England 2 - 1 India - a strange 2025 cricketing summer
The 2025 men's Test English summer has all the makings of a surrealist dream: Familiar enough to be recognisable but with enough peculiarities to make it all seem uncomfortable. Zoom in far enough and the last ball of the Lord’s tests captures the whole summer, with a tailender playing a textbook middle-of-the-bat defence that falls at his feet, spins one way, then another, to trickle on to the stumps. Shots from the middle of the bat shouldn’t bowl someone, but they do in this series. Jasprit Bumrah is the best bowler in the world, but his personal series in 0-2. India have out-played England for most of the summer, but are still somehow losing. Yet the oddest part of this summer has been the evolution of BazBall, to something like traditional cricket.
Nothing epitomises the awkwardness of the mature BazBall 2.0 quite like the evolution of Zak Crawley.

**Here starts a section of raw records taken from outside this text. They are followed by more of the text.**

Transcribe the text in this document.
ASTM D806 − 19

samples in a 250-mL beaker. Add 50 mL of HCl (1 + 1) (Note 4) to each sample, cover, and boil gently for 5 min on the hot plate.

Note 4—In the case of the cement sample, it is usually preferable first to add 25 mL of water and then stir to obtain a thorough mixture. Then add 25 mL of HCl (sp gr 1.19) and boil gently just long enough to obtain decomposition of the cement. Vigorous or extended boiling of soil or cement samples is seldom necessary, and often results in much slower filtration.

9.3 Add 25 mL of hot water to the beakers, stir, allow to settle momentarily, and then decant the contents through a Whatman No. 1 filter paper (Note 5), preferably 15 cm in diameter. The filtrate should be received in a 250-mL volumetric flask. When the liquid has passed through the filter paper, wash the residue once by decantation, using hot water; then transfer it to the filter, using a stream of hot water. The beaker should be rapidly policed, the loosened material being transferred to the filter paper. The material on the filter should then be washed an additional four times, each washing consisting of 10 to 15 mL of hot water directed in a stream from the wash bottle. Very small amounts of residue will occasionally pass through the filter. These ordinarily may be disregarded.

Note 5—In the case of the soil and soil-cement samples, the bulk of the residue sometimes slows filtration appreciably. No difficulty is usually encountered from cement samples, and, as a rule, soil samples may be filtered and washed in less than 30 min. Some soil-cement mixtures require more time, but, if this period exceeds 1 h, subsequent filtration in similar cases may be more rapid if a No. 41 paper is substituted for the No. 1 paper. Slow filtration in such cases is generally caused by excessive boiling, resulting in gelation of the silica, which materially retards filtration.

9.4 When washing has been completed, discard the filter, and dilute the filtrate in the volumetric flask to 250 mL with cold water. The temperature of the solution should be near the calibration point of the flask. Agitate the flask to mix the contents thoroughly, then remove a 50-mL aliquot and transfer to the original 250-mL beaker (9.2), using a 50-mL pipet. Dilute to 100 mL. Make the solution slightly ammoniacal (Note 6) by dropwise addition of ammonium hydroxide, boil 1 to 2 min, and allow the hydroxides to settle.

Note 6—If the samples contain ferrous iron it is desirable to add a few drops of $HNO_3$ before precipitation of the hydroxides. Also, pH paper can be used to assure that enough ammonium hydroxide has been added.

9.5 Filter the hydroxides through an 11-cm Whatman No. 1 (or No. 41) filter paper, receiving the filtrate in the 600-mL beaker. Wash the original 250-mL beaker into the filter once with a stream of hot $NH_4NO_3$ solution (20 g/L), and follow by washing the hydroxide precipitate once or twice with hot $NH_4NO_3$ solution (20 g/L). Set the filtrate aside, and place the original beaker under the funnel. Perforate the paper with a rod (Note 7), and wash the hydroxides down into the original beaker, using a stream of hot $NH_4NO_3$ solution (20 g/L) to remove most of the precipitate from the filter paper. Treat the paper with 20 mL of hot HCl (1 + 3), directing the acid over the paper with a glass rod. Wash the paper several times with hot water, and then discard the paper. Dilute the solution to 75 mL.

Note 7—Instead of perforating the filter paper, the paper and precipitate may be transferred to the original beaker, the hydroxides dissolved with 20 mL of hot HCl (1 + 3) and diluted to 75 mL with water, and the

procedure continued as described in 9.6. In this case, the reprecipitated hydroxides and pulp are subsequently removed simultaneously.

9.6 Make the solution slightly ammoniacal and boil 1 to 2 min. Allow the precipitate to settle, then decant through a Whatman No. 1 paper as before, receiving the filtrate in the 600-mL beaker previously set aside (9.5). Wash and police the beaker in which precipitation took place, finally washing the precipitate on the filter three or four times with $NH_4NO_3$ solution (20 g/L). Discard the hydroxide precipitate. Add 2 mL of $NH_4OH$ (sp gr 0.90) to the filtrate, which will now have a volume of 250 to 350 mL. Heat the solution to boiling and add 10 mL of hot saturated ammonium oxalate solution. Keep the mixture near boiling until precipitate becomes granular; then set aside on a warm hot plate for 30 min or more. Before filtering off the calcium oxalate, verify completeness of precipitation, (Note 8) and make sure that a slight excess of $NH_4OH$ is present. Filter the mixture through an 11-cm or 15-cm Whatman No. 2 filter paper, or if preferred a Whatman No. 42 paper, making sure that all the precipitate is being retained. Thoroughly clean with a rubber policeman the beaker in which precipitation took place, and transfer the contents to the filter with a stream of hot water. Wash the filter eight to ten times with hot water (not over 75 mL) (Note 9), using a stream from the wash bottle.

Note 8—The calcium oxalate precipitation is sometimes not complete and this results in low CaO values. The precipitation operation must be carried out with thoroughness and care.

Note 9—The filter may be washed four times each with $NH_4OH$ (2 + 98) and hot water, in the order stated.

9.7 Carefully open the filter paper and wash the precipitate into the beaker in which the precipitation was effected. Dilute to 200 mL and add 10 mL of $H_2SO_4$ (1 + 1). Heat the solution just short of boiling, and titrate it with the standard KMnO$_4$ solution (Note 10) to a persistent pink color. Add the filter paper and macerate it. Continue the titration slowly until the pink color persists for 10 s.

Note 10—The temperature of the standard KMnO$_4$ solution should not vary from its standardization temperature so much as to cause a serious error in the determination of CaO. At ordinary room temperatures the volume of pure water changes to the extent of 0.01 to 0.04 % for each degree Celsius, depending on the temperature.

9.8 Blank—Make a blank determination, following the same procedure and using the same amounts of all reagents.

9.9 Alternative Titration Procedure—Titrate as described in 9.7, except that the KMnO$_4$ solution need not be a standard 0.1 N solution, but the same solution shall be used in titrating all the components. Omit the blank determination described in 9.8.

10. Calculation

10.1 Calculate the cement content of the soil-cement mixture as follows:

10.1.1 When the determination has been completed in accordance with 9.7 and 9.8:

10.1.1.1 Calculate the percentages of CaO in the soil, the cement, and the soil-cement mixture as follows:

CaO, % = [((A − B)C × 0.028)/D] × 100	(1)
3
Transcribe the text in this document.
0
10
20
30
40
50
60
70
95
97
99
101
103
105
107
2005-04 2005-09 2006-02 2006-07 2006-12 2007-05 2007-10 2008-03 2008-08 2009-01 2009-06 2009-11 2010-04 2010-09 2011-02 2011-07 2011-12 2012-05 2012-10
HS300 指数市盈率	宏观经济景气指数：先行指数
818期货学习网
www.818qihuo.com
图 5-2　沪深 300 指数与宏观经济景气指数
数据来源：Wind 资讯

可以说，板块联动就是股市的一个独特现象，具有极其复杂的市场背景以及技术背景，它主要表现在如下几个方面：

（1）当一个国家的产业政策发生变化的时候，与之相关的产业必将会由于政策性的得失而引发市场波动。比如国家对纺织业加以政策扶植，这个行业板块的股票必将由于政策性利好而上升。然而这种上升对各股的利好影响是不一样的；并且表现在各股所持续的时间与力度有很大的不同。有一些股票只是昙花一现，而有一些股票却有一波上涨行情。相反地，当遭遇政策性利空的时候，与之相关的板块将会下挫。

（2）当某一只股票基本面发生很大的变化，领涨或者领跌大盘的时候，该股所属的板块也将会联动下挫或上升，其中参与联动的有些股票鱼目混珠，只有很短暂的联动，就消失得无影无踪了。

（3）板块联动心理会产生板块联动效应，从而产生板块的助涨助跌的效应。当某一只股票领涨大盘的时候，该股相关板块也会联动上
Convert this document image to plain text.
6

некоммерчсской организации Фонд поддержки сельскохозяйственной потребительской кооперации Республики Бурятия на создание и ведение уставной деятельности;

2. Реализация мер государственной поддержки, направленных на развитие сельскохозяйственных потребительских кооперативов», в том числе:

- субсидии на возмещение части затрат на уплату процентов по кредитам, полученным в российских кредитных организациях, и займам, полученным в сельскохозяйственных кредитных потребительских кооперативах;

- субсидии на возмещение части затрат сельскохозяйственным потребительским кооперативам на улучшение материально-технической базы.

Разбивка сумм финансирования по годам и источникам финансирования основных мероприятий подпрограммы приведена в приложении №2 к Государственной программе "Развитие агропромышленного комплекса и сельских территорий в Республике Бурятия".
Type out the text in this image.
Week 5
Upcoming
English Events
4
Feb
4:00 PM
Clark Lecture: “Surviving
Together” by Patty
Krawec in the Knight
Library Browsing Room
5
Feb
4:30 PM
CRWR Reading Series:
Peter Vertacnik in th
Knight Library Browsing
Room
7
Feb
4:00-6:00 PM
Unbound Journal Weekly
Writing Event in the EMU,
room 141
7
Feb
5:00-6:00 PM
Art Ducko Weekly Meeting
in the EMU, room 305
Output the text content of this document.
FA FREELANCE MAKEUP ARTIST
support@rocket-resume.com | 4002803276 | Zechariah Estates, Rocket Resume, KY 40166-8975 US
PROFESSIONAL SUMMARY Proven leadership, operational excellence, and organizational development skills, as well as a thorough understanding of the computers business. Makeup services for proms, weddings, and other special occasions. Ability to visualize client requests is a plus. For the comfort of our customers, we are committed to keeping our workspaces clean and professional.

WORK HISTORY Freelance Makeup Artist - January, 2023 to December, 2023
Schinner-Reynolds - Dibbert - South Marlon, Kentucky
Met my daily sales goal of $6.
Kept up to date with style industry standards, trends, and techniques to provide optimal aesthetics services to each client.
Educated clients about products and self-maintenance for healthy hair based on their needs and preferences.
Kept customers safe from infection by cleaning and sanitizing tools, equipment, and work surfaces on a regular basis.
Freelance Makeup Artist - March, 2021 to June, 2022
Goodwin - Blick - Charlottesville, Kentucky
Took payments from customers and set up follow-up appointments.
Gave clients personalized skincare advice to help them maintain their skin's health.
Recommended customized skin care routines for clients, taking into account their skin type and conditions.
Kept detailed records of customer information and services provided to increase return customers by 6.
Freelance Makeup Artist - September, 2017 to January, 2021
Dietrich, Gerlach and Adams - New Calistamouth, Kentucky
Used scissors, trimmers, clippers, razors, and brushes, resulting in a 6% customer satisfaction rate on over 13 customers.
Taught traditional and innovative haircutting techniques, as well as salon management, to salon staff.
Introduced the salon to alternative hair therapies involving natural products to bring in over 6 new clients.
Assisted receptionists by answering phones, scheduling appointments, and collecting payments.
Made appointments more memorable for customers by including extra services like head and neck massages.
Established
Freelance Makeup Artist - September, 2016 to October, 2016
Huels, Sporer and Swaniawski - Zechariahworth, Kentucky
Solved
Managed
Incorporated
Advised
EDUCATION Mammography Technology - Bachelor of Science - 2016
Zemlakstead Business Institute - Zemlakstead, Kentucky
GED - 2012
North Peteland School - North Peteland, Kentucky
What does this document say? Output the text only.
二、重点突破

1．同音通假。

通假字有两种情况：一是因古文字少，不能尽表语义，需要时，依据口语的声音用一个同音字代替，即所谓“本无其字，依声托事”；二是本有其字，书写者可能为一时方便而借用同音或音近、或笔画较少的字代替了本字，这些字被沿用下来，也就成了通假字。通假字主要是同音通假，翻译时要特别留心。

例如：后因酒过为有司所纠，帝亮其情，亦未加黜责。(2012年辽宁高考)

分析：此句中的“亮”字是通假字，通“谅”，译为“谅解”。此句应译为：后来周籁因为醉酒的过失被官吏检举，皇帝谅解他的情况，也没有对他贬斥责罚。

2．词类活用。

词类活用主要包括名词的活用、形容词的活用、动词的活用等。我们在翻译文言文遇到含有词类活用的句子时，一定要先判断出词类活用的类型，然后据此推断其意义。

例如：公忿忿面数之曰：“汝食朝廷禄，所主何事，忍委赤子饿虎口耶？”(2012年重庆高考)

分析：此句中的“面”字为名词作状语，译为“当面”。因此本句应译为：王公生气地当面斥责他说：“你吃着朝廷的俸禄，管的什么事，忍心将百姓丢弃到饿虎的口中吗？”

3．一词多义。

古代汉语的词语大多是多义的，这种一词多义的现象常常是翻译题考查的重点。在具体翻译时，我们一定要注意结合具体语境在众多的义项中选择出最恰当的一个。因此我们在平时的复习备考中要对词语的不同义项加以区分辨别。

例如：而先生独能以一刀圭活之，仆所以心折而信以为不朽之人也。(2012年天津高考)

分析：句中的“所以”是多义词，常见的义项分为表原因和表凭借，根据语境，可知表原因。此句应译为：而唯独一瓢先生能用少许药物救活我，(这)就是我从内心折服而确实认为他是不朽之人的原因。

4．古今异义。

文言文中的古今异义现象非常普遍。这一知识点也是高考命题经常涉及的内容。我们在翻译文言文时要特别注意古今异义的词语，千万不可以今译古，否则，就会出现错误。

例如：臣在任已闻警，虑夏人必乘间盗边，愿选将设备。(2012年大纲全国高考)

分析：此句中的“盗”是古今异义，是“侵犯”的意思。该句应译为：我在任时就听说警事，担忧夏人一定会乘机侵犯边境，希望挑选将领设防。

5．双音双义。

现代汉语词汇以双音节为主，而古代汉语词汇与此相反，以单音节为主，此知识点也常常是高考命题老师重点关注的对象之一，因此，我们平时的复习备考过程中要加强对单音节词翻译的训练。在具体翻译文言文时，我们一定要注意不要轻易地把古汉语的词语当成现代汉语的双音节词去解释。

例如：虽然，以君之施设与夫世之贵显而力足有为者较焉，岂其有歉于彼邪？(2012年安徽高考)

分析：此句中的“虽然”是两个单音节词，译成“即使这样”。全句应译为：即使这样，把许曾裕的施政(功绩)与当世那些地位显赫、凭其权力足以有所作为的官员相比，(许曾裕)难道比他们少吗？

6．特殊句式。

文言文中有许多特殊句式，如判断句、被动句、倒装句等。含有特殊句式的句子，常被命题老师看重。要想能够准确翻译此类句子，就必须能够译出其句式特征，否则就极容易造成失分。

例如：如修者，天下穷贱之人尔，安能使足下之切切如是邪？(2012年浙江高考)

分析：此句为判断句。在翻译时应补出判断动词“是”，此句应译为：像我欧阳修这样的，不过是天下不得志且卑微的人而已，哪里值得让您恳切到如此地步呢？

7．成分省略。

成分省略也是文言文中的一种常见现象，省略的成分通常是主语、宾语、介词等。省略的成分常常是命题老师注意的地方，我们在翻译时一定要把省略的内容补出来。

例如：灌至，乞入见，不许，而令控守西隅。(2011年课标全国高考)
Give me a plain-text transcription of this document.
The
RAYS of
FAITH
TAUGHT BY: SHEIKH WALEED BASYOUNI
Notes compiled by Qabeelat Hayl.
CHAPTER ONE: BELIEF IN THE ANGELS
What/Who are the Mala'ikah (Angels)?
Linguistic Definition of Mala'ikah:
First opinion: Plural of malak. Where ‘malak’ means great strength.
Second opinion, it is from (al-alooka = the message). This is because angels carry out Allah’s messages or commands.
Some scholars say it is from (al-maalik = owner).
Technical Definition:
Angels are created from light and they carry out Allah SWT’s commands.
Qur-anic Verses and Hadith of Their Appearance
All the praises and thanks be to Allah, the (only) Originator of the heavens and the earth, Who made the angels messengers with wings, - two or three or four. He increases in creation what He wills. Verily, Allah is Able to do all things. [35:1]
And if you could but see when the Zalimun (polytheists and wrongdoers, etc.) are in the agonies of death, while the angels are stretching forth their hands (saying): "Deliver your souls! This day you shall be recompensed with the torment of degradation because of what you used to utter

While a perennial controversial selection, Crawley was BazBall as his selection was questioned cricket's received wisdom but somehow it worked. Of course, he
would get low scores and what opener doesn’t? But the pay-off is glorious: He’s not a Boycottian, see-the-shine-off-the-new-ball
merchant, but an unguided beserker who can wreck havoc. Crawley
2.0 is more like the opposite of a beserker: an English opener who likes to get
their eye-in. He still attacks, which is his downfall, but his best innings this year was
a defensive supporting role in England’s chase at Headingley, scoring at a run
every other ball. The rest of the time we get the low scores, which is fine,
but without the threat of a monstrous assault around the corner, which is not
fine. If you really want a cautious, traditional English opener, you would select Haseeb
Hameed or Dom Sibley, and if you’re suggesting they’d fit neatly into this
team, then BazBall has indeed entered new territory.
Stranger, and more worrying for England, is that they’ve been out-bowled for much of the series, when a fast medium workhorse with a Duke’s should be a nightmare for visiting batters. While not surprising that Jasprit Bumrah would be the best bowler so far, it’s India's change bowlers seemingly getting more swing than the honest England seamers. That’s not the way it’s supposed to work. Once upon a time, the sound of an English summer was a medium-pacer swinging it all over the place, with naysayers saying they won’t do on flat tracks overseas, but not this year.
Yet for all the awkwardness of BazBall 2.0, the proof is in the pudding which shows England are 2-1 up. The most BazBally parts being an unlikely 4th innings run chase at Headingley, but even that lacked the explosiveness of his forbears and felt downright polite. The rest of the time England have looked sedate and traditional, apart from the fantastic Brook-Smith partnership at Edgbaston, but came in a losing cause.
So how did we get here with England winning the series so far, in face of logic?
One thing has not changed: Ben Stokes is a captain marvel figure who can still inspire and doesn’t just run through brick walls headfirst, but runs through brick walls headfirst in a clever way. Jofra Archer’s return made everyone smile and his bowling of Rishabh Pant was pivotal moment in the Lord’s win. Also, England still have Joe Root. But the results have not really follow logic: maybe that’s the BazBall after all.